The strength of an RA, the time its issued, the response times, and the corrective RA thresholds are such that a single RA ought to be sufficient - if it weren't, the the system would be inadequate for protection against Non TCAS aircraft.

However, lets say that aircraft A has lost an engine,

the crew are in the early stages of working the procedures and haven't yet gone to TA only, yet are unable to get anywhere near +1750 fpm. This is going to be a bit of a shame, because there is an aircraft present - aircraft B - that has the performance required to avoid the collision, but its being specifically told not to climb.

Whereas, if aircraft A is at TA only, aircraft B will NOT coordinate its escape manoeuvre. It'll say to itself "need to manouvre - descent inhibited - I will climb". Problem solved.

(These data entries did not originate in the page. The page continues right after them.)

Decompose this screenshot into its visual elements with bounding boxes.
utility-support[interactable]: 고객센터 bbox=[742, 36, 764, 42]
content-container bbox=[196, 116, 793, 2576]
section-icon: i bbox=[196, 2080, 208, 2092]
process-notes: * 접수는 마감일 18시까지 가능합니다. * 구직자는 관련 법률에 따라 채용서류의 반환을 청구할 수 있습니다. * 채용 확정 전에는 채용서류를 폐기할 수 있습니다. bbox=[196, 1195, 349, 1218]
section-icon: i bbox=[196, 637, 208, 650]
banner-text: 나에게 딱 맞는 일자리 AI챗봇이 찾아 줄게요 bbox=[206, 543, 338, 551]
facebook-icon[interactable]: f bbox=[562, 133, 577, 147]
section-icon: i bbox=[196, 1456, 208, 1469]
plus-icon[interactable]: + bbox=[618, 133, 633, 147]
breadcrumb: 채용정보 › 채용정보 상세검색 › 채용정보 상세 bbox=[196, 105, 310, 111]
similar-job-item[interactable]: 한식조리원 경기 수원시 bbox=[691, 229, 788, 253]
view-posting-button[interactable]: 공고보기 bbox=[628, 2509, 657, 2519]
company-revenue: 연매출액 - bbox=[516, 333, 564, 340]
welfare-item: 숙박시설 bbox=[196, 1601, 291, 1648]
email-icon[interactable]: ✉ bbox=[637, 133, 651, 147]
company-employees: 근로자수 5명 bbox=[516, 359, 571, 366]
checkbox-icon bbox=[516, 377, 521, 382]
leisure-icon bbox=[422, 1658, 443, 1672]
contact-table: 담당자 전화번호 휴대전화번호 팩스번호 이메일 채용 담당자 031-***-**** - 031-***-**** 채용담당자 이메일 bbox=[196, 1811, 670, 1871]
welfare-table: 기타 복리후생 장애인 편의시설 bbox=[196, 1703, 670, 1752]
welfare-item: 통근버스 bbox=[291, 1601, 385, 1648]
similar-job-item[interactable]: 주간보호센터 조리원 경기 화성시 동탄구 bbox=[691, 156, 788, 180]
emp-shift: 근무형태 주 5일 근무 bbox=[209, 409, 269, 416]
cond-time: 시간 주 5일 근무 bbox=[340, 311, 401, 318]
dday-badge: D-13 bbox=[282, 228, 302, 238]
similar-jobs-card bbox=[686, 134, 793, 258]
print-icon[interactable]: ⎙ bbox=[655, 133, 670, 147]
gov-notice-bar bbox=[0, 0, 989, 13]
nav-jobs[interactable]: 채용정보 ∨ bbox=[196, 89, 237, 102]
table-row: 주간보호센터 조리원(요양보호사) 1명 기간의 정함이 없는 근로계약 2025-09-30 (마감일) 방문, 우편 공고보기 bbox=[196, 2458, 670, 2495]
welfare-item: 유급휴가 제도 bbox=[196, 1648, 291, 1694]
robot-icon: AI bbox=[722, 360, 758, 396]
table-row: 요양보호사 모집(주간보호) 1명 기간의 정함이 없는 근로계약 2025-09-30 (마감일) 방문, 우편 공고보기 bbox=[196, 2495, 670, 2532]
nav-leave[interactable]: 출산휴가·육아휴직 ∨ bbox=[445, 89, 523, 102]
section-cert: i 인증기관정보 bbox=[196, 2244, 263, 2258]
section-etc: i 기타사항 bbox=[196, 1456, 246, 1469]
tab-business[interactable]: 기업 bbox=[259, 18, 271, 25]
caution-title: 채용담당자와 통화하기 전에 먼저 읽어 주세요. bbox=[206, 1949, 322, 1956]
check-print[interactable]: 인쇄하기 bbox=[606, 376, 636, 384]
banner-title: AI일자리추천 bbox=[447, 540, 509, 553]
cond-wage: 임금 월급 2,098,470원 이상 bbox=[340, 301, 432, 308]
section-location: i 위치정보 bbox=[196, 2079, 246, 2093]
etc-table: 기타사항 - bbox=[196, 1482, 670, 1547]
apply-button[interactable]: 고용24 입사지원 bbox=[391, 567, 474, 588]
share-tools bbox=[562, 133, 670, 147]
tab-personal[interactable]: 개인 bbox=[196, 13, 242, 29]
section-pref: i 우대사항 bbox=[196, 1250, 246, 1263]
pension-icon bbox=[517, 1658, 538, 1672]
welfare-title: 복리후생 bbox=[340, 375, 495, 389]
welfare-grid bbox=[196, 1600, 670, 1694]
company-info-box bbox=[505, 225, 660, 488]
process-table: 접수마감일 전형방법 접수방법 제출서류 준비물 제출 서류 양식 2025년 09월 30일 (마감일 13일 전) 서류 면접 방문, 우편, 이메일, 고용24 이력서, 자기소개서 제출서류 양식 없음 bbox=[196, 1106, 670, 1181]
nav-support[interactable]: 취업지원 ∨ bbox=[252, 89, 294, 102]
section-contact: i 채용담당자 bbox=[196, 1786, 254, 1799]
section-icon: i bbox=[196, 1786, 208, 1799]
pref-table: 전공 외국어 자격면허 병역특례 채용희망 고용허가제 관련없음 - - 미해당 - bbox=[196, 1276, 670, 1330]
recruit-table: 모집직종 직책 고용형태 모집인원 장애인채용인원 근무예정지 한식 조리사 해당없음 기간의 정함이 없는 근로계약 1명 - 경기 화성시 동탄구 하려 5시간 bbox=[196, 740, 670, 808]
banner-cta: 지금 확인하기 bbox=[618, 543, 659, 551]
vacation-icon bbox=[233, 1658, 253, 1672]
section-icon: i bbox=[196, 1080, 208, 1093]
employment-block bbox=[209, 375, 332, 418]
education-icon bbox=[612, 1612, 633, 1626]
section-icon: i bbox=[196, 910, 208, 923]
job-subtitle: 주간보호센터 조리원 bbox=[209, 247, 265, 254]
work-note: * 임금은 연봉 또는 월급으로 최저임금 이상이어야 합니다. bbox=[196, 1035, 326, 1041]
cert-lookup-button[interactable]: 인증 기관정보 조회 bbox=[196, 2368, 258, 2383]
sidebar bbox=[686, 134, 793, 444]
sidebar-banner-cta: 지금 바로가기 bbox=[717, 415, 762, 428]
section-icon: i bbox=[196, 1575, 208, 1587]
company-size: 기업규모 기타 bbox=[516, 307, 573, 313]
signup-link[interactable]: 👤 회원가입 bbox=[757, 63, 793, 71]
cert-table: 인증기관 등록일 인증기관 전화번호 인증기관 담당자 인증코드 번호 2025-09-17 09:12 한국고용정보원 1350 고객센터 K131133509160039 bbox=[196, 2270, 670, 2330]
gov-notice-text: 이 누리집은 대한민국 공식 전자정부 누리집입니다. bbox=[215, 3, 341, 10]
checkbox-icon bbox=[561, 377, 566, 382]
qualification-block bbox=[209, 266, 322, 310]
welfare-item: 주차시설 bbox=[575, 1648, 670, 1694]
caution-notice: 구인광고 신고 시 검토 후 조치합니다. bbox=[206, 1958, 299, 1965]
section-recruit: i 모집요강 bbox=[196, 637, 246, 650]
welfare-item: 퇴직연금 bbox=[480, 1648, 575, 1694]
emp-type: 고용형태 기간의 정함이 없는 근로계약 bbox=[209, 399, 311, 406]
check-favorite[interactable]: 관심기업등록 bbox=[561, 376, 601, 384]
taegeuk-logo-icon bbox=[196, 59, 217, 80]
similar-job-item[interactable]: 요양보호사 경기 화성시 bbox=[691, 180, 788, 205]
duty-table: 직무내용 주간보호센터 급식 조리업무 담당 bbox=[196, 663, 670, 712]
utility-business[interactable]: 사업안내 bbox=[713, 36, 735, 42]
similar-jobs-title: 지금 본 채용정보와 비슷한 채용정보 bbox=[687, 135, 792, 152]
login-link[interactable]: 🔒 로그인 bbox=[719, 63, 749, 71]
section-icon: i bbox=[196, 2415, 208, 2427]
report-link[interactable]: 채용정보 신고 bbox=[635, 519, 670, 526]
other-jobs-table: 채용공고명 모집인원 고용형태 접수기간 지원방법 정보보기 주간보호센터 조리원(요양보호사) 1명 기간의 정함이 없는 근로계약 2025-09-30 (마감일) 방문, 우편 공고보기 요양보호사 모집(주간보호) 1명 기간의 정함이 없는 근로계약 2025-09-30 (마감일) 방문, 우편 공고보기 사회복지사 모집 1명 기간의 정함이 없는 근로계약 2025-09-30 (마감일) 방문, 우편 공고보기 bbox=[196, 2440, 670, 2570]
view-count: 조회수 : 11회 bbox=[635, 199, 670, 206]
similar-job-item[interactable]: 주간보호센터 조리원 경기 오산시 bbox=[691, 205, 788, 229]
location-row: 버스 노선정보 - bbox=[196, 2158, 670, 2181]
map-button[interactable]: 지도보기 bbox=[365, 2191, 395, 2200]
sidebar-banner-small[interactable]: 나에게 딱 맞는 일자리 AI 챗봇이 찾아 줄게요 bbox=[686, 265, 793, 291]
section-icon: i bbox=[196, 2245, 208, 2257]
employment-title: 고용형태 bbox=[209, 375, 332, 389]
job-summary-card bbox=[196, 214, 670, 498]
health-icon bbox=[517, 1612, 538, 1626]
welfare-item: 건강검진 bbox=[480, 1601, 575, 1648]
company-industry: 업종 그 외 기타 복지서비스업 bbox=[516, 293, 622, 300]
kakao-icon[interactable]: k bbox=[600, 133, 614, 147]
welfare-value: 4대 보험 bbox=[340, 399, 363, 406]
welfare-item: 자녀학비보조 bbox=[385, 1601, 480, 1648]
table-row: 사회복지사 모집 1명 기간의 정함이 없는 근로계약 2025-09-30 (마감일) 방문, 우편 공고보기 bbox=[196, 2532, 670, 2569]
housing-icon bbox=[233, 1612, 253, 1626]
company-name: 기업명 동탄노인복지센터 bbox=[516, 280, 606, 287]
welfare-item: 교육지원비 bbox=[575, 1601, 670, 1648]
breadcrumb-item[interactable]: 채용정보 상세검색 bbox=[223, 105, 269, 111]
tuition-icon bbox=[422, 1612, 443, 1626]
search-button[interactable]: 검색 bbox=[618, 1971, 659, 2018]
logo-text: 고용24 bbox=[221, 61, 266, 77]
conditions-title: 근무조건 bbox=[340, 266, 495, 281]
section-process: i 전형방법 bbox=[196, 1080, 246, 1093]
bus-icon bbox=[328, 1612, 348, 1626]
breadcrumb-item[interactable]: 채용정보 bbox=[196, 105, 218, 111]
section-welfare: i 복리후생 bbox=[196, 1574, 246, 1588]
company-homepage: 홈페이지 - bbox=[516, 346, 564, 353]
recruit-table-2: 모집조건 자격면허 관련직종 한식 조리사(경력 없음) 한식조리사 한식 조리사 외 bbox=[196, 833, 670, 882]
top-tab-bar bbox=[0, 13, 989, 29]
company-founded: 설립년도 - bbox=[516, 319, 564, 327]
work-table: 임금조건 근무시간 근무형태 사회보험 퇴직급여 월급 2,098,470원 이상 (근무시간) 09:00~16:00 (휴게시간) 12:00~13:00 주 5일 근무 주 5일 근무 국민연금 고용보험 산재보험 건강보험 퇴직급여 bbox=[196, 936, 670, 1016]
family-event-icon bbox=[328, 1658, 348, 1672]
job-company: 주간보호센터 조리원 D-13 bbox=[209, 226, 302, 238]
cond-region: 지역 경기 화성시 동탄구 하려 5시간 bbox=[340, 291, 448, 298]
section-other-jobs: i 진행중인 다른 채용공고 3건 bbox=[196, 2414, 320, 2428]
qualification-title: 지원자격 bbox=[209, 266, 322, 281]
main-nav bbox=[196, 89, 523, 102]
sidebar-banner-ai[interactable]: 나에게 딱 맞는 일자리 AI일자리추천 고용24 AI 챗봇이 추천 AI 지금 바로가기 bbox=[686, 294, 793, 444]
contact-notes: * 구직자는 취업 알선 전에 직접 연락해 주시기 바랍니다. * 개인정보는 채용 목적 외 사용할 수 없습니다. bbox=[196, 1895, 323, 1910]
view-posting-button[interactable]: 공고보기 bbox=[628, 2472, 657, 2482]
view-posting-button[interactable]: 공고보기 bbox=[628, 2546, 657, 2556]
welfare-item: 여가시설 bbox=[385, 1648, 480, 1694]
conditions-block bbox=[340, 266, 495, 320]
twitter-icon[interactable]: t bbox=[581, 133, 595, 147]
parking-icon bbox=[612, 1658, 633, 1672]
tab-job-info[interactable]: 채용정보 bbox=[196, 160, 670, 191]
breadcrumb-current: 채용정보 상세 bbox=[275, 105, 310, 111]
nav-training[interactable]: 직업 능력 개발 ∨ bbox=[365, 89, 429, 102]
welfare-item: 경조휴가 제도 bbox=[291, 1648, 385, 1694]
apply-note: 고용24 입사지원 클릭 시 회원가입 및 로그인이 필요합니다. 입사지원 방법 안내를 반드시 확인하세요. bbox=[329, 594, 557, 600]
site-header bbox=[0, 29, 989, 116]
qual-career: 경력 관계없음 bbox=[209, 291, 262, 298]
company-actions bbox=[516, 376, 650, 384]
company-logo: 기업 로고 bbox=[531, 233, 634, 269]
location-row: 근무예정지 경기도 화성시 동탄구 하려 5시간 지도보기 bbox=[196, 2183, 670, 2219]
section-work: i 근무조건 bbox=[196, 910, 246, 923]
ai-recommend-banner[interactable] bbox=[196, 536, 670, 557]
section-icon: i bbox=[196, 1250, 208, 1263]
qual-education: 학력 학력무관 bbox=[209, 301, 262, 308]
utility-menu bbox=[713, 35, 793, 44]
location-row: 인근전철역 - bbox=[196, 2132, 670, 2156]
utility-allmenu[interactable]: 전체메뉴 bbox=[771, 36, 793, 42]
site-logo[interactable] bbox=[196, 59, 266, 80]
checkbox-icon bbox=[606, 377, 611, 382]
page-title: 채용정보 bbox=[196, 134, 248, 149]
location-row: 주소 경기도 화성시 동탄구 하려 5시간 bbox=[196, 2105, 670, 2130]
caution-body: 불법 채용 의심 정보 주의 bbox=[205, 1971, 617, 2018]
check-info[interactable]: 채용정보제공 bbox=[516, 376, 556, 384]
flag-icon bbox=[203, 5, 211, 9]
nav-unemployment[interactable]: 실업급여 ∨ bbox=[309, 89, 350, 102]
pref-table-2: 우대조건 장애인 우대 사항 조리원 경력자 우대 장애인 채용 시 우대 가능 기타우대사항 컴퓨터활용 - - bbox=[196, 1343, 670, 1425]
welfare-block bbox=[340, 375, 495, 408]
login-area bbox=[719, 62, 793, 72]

In otherwords "TA only mode" frees up the other aircraft in the encounter.

Essentially, IF you are working in an 'all tcas equipped' environment, then using TA mode is a "I have priority, you get out of my way" mode.

To that end CJ driver, use of TA mode is safer if the aircraft has a situation where you know you can not respond fully or accurately to an RA. Various aircraft I have flown have had 'TA only mode' specified in several abnormal checklists relating to engine or flying control malfunctions.

Mad Flt:

Yes, lots of type dependancy in there. For sure, the TCAS may have inputs from various systems to help it know what the aircraft can and can't do. For example, on the ATR (which I was a skipper on whan TCAS was mandated) the system had inputs by making particular ice protection selections. Setting "level 2" protection (i.e. we are entering icing conditions) changed the TCAS perf inhibitions (as well as changing a bunch of other stall protection / minimum speeds etc).

Similarly in a jet, ice protection bleeds reduce performance in a quantifiable manner and presumeably quite accurate calculations can be made regarding perf inhibitions.

However, I was alluding to actual airframe ice, rather than airframe ice protection. I know a lot of folks here will be driving jets with good performance but spare a thought for the turboprop drivers who live in the teens of thousands rather than just punching through them in a couple of minutes

pb

 

19th October 2008, 01:06   #51 (permalink)

galaxy flyer  

Capt Pit Bull

Join Date: Dec 2002Location: Quabog Valley, USAAge: 56Posts: 875

Again, much obliged; now I understand not only the reason for TA ONLY, but also the importance of the selection.